Photo courtesy: Asian Development Bank via Flickr CC by NC ND 2.0.

Haryana is infamous for its skewed gender roles. The sex ratio has finally gone up to 950 girls per 1000 boys, but that doesn’t mean that things are going wonderfully for the state. The state authorities launches a new No Toilet, No Bride campaign in 2005, after the erstwhile Minister for Rural Development infamously declared that India had more Hindu temples than indoor bathrooms.

Has it worked? A new study seems to think so.

Through radio ads, billboards, posters and paintings, the Haryana government propagated the idea that women shouldn’t get married unless the groom’s house had a fully functional indoor toilet. In Haryana, about 70 percent of houses still don’t have a proper latrine. Lack of proper sanitation facilities has been linked to violence against women – often, conducting their business in the dark, away from their houses, makes women and girls more susceptible to violence and sexual abuse.

Considering that they were aiming at taking out two birds with one stone, in addressing both its lack of widespread sanitation and its treatment of women as second-class citizens, we were apprehensive about how the campaign would eventually work out. Private sanitation coverage increased by 21 percent in four years, and the move has been welcomed not just by brides and grooms, but the families of both as well.

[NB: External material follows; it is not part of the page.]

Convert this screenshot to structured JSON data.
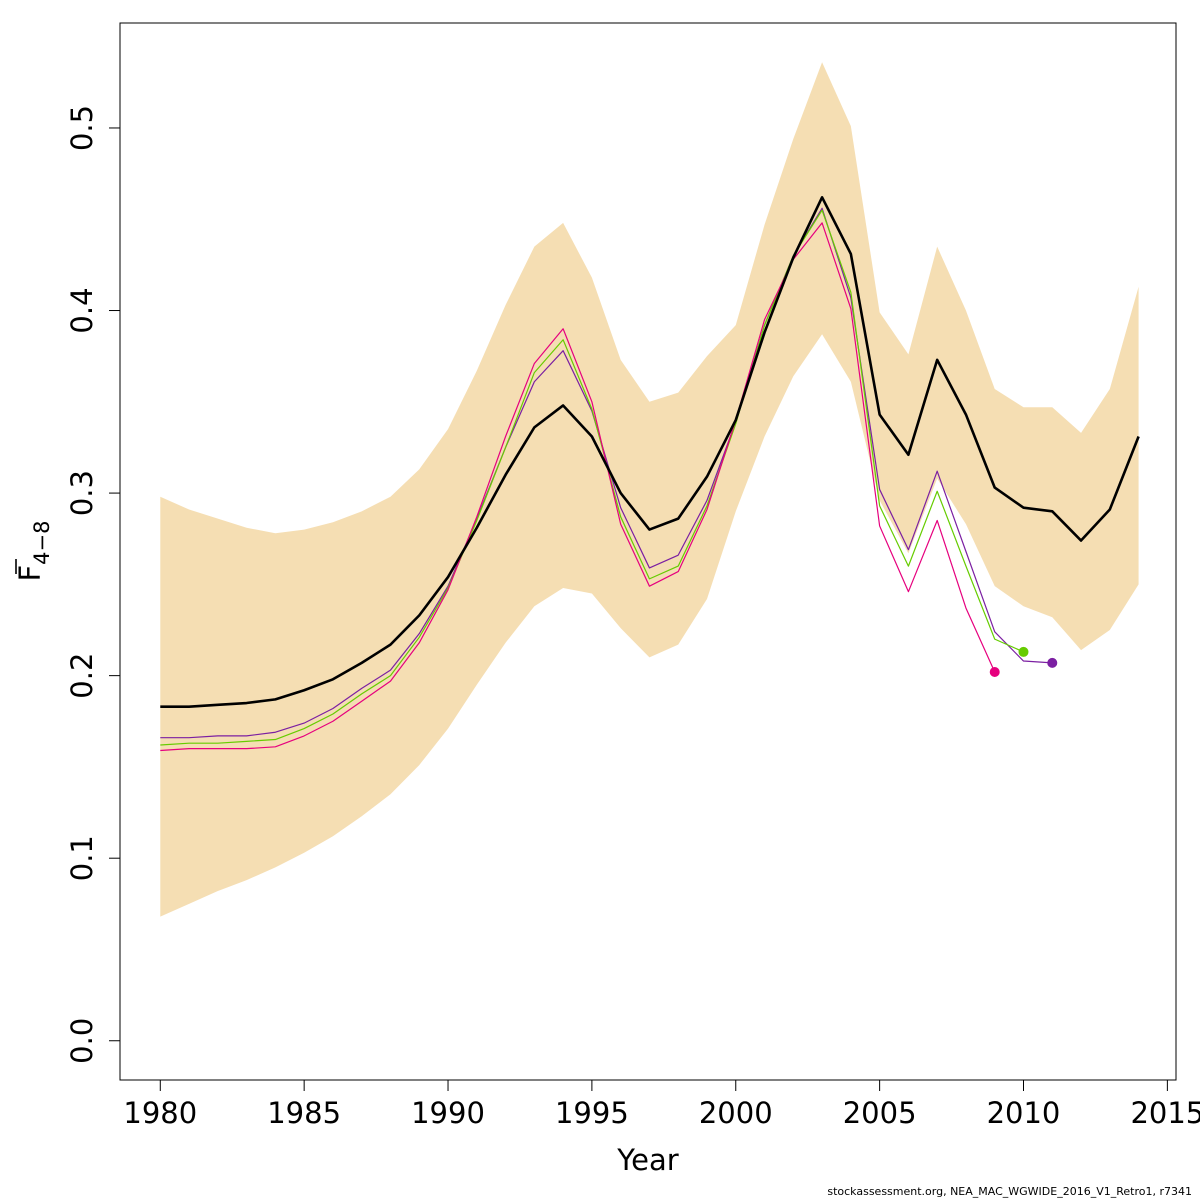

However, this success is also tied into the fact that Haryana has a significant gap in its gender ration. In a state where the there is immense social pressure to get married and there aren’t enough toilets, this makes sense. But unless there is a significant scarcity of women, it doesn’t seem to have worked. There are efforts to bring this campaign to other northern states, particularly Punjab and Himanchal Pradesh – if the results of the Haryana study are anything to go by, we’re glad that all efforts at gender parity aren’t going down the drain.